W pandemii oszczędzaliście, to teraz macie co wydawać. Ceny noclegów i biletów lotniczych oszalały
Skończyły się pandemiczne przywileje dla turystów. Branża ma świadomość, że Polacy po długich miesiącach kiszenia się w mieszkaniach chcą odetchnąć pełną piersią na plażach i górskich zboczach. I są skłonni zapłacić za to więcej niż rok temu.
Jeszcze niedawno pisałem, że polscy hotelarze czy właściciele lokali gastronomicznych nie będą się krępować z podnoszeniem stawek, bo w trakcie wakacji wyjazd za granicę będzie mocno uciążliwy. Nasi rodacy będą więc woleli zostać w kraju i dopłacić, niż bujać się po Europie i szarpać z przymusowymi testami i kwarantannami.
Odwołuję. Dzięki paszportom covidowym wyjazd w wiele popularnych destynacji turystycznych stał się właściwie bezproblemowy. Co nie znaczy, że przełożyło się to na spadek cen. Ba, po równo kroją nas dzisiaj zarówno właściciele pensjonatów i linie lotnicze.
A miało być tanie latanie...
Cena biletów lotniczych do najpopularniejszych kierunków wakacyjnych Polaków wzrosła średnio o 30 proc. w porównaniu do ubiegłego roku
- informuje esky.pl
Średnia cena biletu lotniczego w obie strony do Grecji to 136 euro, co oznacza wzrost o 38 proc. Koszt podróży samolotem do Hiszpanii poszedł w górę o 45 proc. do 152 euro w obie strony. O jedną trzecią podrożała też wyprawa na Maltę (162 euro).
Turyści znad Wisły nie przejmują się jednak tą szarżą, bo to właśnie powyższe kierunki są najbardziej oblegane przez urlopowiczów. Potomków Hellenów odwiedza ponad 35 proc. klientów serwisu. Na kolejnych miejscach są Chorwacja, Hiszpania, Włochy i Malta.
Drożej podróżuje się też po Polsce
Korzystając ze wzmożonej mobilności naszych rodaków w połowie maja swój cennik zaktualizowały Koleje Śląskie. Średnia skala podwyżek sięgnęła 13 proc., ale na niektórych kierunkach pasażerowie muszą wysupłać od 30 proc. do nawet 80 proc. więcej.
Nie lepiej będzie, kiedy już doturlamy się na miejsce. Średnie ceny noclegów są wyższe nie tylko w porównaniu z pandemicznym 2020 r., ale przebijają też 2019 r. I tak dla przykładu (dane z serwisu nocowanie.pl):
- Karpacz: z 53,99 zł na 57,90 zł
- Murzasichle: z 39,99 zł na 46,80 zł
- Krynica Górska: z 53,66 zł na 58,40
- Zakopane z 54,44 zł na 58,50 zł (ale to akurat taniej niż w 2019 r.)
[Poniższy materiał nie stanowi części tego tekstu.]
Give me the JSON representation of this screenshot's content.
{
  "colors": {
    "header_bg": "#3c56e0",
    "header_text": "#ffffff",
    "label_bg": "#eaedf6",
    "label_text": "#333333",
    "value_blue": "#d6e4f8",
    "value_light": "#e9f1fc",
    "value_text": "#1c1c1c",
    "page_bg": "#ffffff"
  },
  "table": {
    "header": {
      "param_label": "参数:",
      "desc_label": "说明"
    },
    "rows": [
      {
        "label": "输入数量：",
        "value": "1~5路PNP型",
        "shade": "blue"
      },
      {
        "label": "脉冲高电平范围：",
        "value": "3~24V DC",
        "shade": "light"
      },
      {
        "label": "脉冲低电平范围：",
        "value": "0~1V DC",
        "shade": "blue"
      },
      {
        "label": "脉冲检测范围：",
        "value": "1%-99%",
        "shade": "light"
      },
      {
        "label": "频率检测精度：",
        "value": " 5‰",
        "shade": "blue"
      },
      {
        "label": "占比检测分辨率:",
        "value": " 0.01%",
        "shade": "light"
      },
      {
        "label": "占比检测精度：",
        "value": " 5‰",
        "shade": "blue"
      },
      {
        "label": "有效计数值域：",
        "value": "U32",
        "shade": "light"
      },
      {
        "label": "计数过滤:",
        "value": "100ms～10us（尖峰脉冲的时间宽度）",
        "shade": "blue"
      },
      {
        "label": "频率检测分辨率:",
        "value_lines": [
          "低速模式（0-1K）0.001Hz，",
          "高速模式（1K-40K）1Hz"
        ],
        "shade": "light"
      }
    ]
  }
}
- Mielno: z 51,52 zł na 56,30 zł
- Jastrzębia Góra: z 52,52 zł na 57,30 zł
- Krynica Morska: z 57,87 zł na 62,30 zł
Najmocniej stawki podniosły hotele. Tak możemy przynajmniej wnioskować po danych, które pokazuje biuro podróży Neker. Wynika z nich, że hotelarze wywindowali ceny za nocleg od 50 proc. do 70 proc.
Szef biura, Maciej Nykiel w rozmowie z serwisem Fly4free.pl tłumaczy, że jest to związane z ogromnym popytem. Wiele obiektów wyprzedało ofertę jeszcze przed rozpoczęciem wakacji. Ich właściciele zauważyli też, że klienci rzadko się targują i walczą o rabaty, co jego zdaniem jest zaskakujące, bo stosunek ceny do jakości jest niekiedy „całkowicie absurdalny”.
Ludzie mają odłożone środki, których przez rok nie wydawali na podróże
– wyjaśnia
No i wszystko jasne. W środku pandemii wiceminister finansów Piotr Patkowski stwierdził, że lockdown służy naszym portfelom, bo nie mamy gdzie wydawać pieniędzy. Nie przewidział chyba, że te oszczędności i tak na długo nam nie wystarczą.